For Better Or Worse

4 12 2011

My life took a fateful turn in Spring 1974 when, in my high school freshman Honors Math course, we were introduced to computers. These were not like any computers we use today, of course. And, truth be known, we never actually saw the computer on which we worked.

Yes, I used the singular. It was a mainframe located at the Illinois Institute of Technology in downtown Chicago. We were connected via a very clunky cradle telephone modem. And we had to take turns using our one TTY machine, a beast of a contraption that basically was a massive keyboard with a punched paper ribbon output as “memory.” We spoke in Fortran IV, and stored all of our programs on those pale yellow rolls of paper. Perish the thought we might actually lose it. Or the dog eat our homework.

Things did get better after that, of course, and today we are so connected that the world hardly even resembles what I knew 37 years ago. Despite how crude this all sounds today, though, my peers and I were on the bleeding edge of technology. And it whetted my appetite for more. Much more. It helped shape who I am today. Gadget guru. Purveyor of all things cool. OK, sucker for all things geeky and expensive.

It is fun to look over my shoulder to see just how far I (and we) have come. Heck, we had just gotten a color TV about that time. We were rockin’. It’s also reassuring to read that most people think that technology has made our lives better.

Although I will admit to many instances of serious questioning. Soul searching. Cursing.

Ever since I started teaching online in 1997, people have asked me what I think about it. My standard response: “The good news is that I get to take it with me. The bad news is that I get to take it with me.”

Fast forward to 2011 and suddenly the majority of us are on 24/7 call, seldom more than a text or Facebook Message away. And when we aren’t, people start to get worried. I should know. People have become so accustomed to my being wired (in a wireless kind of way, of course), that anything other is cause for alarm. Just the other day my colleague tried to reach me for over an hour. I had silenced my phone and had not turned it back on. Worse yet, I did not have the phone in my pocket. It was not against my body, meaning I was, for all intents and purposes, off the grid. Completely. “Dude. You went cell phone MIA. Everything OK?”

I took this as a sincere act of friendship. In a 21C kind of way, of course. (Thank you for caring, my friend.)

Still, I do indeed wonder about all this technology. In many regards, it has made our lives much better. It has changed our homes, our workspace, everything we do. Today, tablets like the iPad are allowing us to put computers in places we never could have put a PC. Like on the fridge or hanging beneath the kitchen cabinet.

While we have not yet reached the point of the paperless office (some studies show us actually using more paper than before, thanks to the ubiquity of printers), none can argue that the way we do our jobs today is light years removed from a couple of generations ago. Yeah, in just a few decades. And the improvements I have seen during my professional career (23 years), is nothing short of amazing. What was once the forefront of computing power is now just a box of stone tools beside today’s workhorses.
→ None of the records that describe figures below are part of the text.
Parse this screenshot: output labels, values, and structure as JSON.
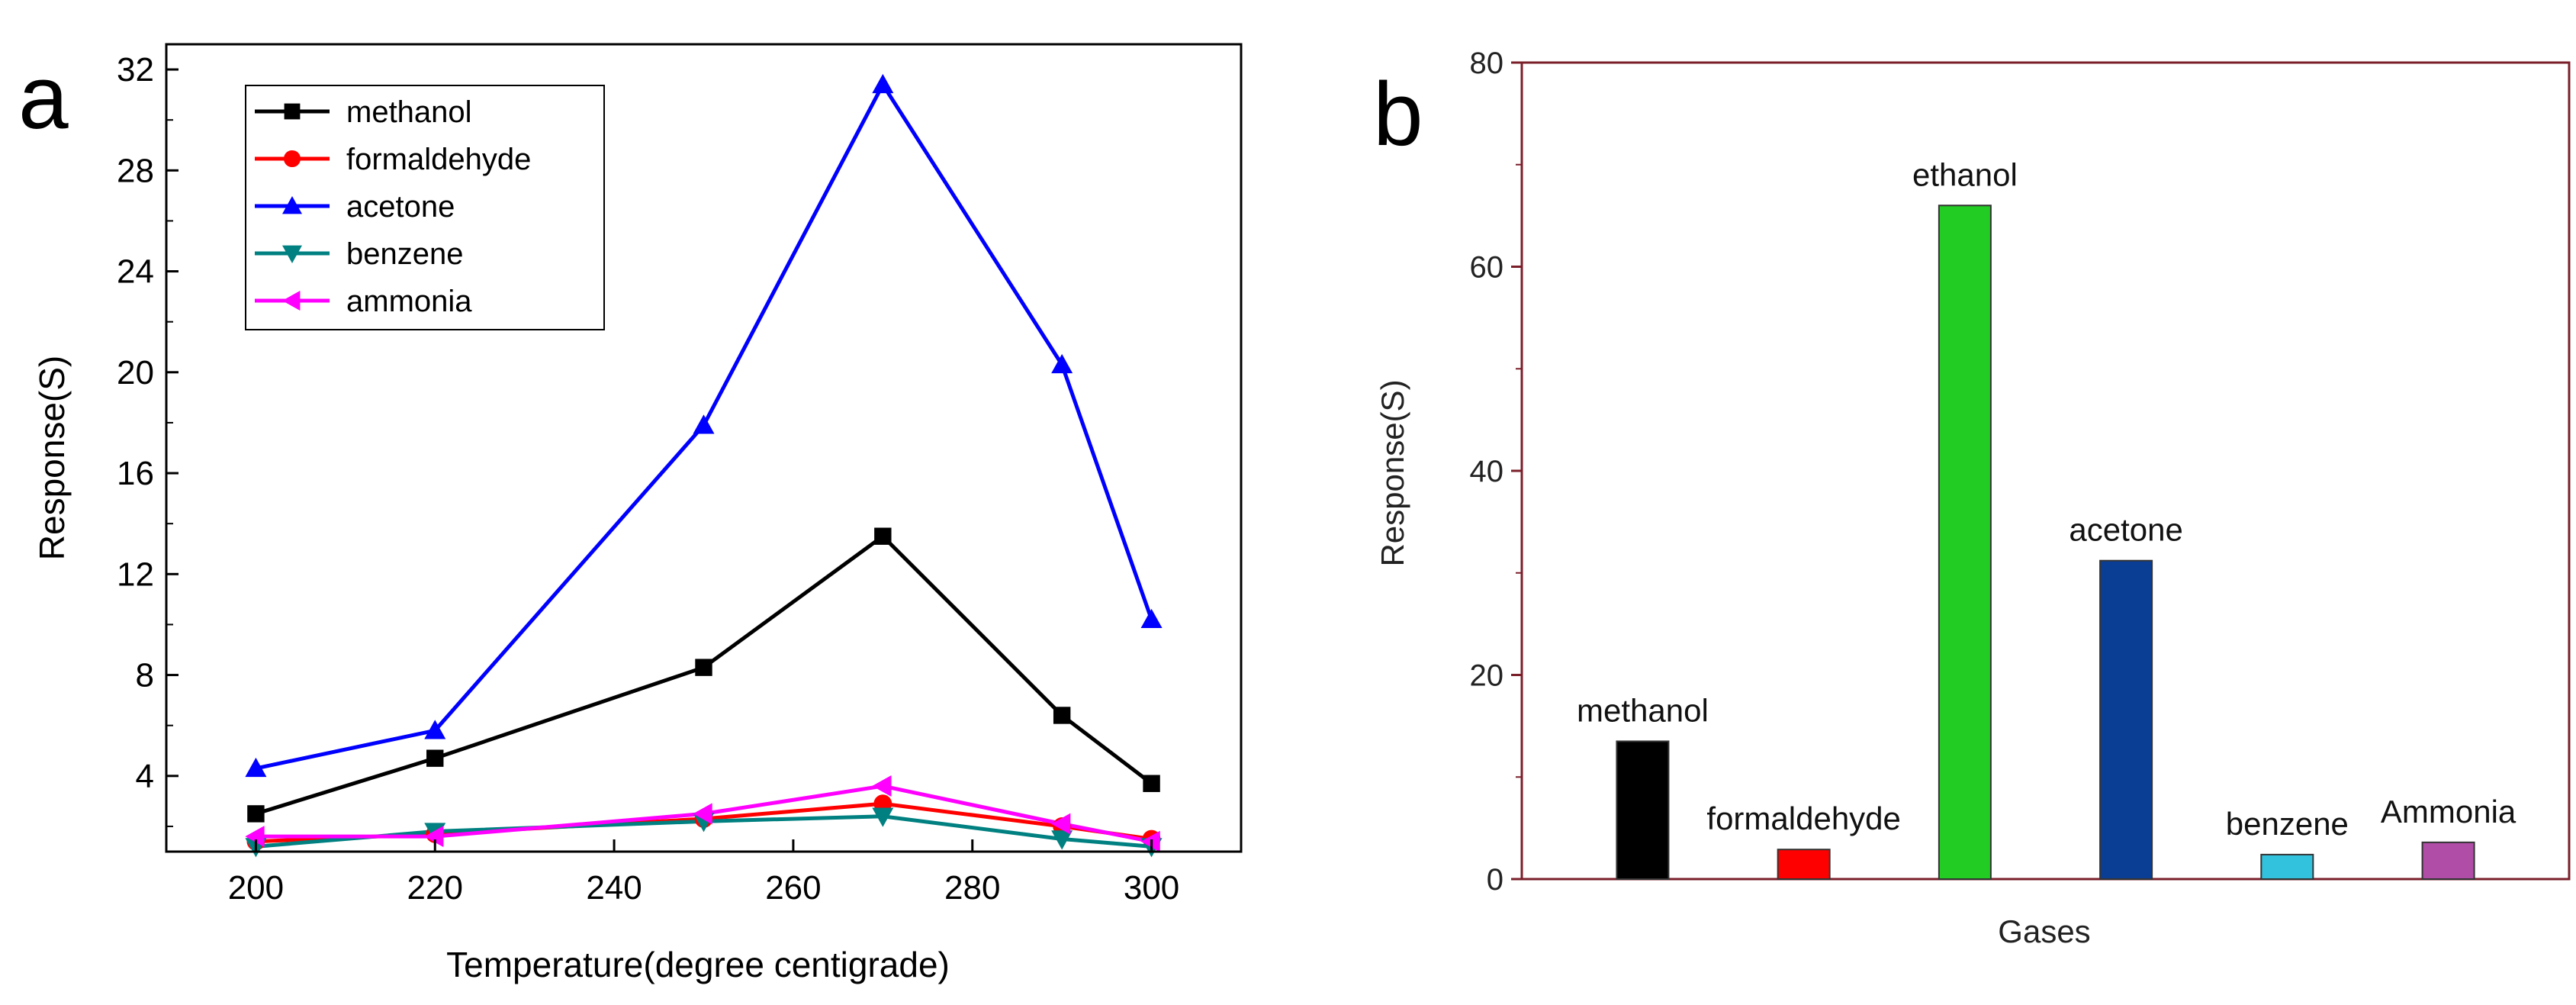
{
  "chart_data": [
    {
      "panel": "a",
      "type": "line",
      "title": "",
      "xlabel": "Temperature(degree centigrade)",
      "ylabel": "Response(S)",
      "xlim": [
        190,
        310
      ],
      "ylim": [
        1,
        33
      ],
      "xticks": [
        200,
        220,
        240,
        260,
        280,
        300
      ],
      "yticks": [
        4,
        8,
        12,
        16,
        20,
        24,
        28,
        32
      ],
      "legend_position": "top-left",
      "x": [
        200,
        220,
        250,
        270,
        290,
        300
      ],
      "series": [
        {
          "name": "methanol",
          "color": "#000000",
          "marker": "square",
          "values": [
            2.5,
            4.7,
            8.3,
            13.5,
            6.4,
            3.7
          ]
        },
        {
          "name": "formaldehyde",
          "color": "#ff0000",
          "marker": "circle",
          "values": [
            1.4,
            1.7,
            2.3,
            2.9,
            2.0,
            1.5
          ]
        },
        {
          "name": "acetone",
          "color": "#0000ff",
          "marker": "triangle-up",
          "values": [
            4.3,
            5.8,
            17.9,
            31.4,
            20.3,
            10.2
          ]
        },
        {
          "name": "benzene",
          "color": "#008080",
          "marker": "triangle-down",
          "values": [
            1.2,
            1.8,
            2.2,
            2.4,
            1.5,
            1.2
          ]
        },
        {
          "name": "ammonia",
          "color": "#ff00ff",
          "marker": "triangle-left",
          "values": [
            1.6,
            1.6,
            2.5,
            3.6,
            2.1,
            1.4
          ]
        }
      ]
    },
    {
      "panel": "b",
      "type": "bar",
      "title": "",
      "xlabel": "Gases",
      "ylabel": "Response(S)",
      "ylim": [
        0,
        80
      ],
      "yticks": [
        0,
        20,
        40,
        60,
        80
      ],
      "categories": [
        "methanol",
        "formaldehyde",
        "ethanol",
        "acetone",
        "benzene",
        "Ammonia"
      ],
      "values": [
        13.5,
        2.9,
        66,
        31.2,
        2.4,
        3.6
      ],
      "colors": [
        "#000000",
        "#ff0000",
        "#22cc22",
        "#0a3e94",
        "#33c2dd",
        "#b04da6"
      ]
    }
  ]
}
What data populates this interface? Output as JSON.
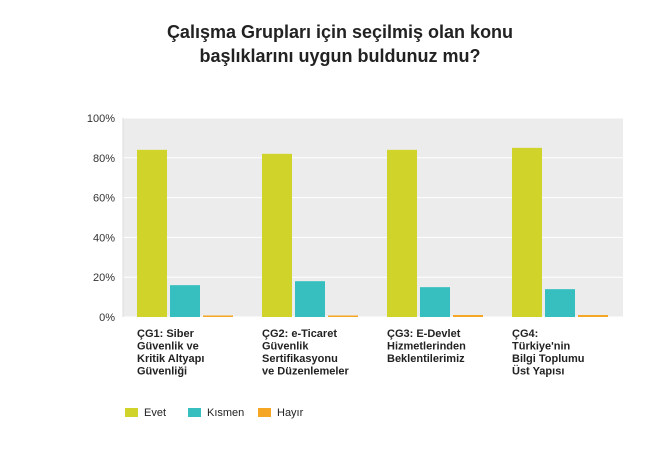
{
  "chart_data": {
    "type": "bar",
    "title_lines": [
      "Çalışma Grupları için seçilmiş olan konu",
      "başlıklarını uygun buldunuz mu?"
    ],
    "categories": [
      [
        "ÇG1: Siber",
        "Güvenlik ve",
        "Kritik Altyapı",
        "Güvenliği"
      ],
      [
        "ÇG2: e-Ticaret",
        "Güvenlik",
        "Sertifikasyonu",
        "ve Düzenlemeler"
      ],
      [
        "ÇG3: E-Devlet",
        "Hizmetlerinden",
        "Beklentilerimiz"
      ],
      [
        "ÇG4:",
        "Türkiye'nin",
        "Bilgi Toplumu",
        "Üst Yapısı"
      ]
    ],
    "series": [
      {
        "name": "Evet",
        "color": "#d0d42a",
        "values": [
          84,
          82,
          84,
          85
        ]
      },
      {
        "name": "Kısmen",
        "color": "#37bfbf",
        "values": [
          16,
          18,
          15,
          14
        ]
      },
      {
        "name": "Hayır",
        "color": "#f5a623",
        "values": [
          0,
          0,
          1,
          1
        ]
      }
    ],
    "y_ticks": [
      "0%",
      "20%",
      "40%",
      "60%",
      "80%",
      "100%"
    ],
    "ylim": [
      0,
      100
    ],
    "grid": true,
    "legend_position": "bottom-left",
    "plot_background": "#ececec"
  }
}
Interestingly, though, while we say it has improved our lives, we’re not necessarily always happy about it all. One of the funniest skits on this paradox was performed by comedian Louis CK. Maybe all the advancements have made us techno-entitlement freaks. I know I am guilty. I curse my iPhone’s autocorrect for typographical blunders that would never have occurred back in the day of F2F communications. If I slip off the 3G grid into Edge, I become impatient when my Facebook posts hang and emails take forever to send (from my handy wireless computer phone, remember). And don’t get me started when there’s a little snow on my satellite dish and I have to venture out in the middle of a snowstorm with a long-handled broom. So I can receive television signals from space.

Yeah, maybe I shouldn’t complain. After all, it’s the weekend. I am taking advantage of every guy’s prerogative to spend a couple of days in low self-monitoring mode (read: I have not shaved since Friday morning). I’m working at home using Clear Wimax, listening to the Cowboys game from across the room via satellite TV, sending text messages, and downloading a book to my iPad.

Sure beats 1974. “Cradle modem? Are you freaking crazy? How did you guys live?” At least I’ll have stories for the grandkids.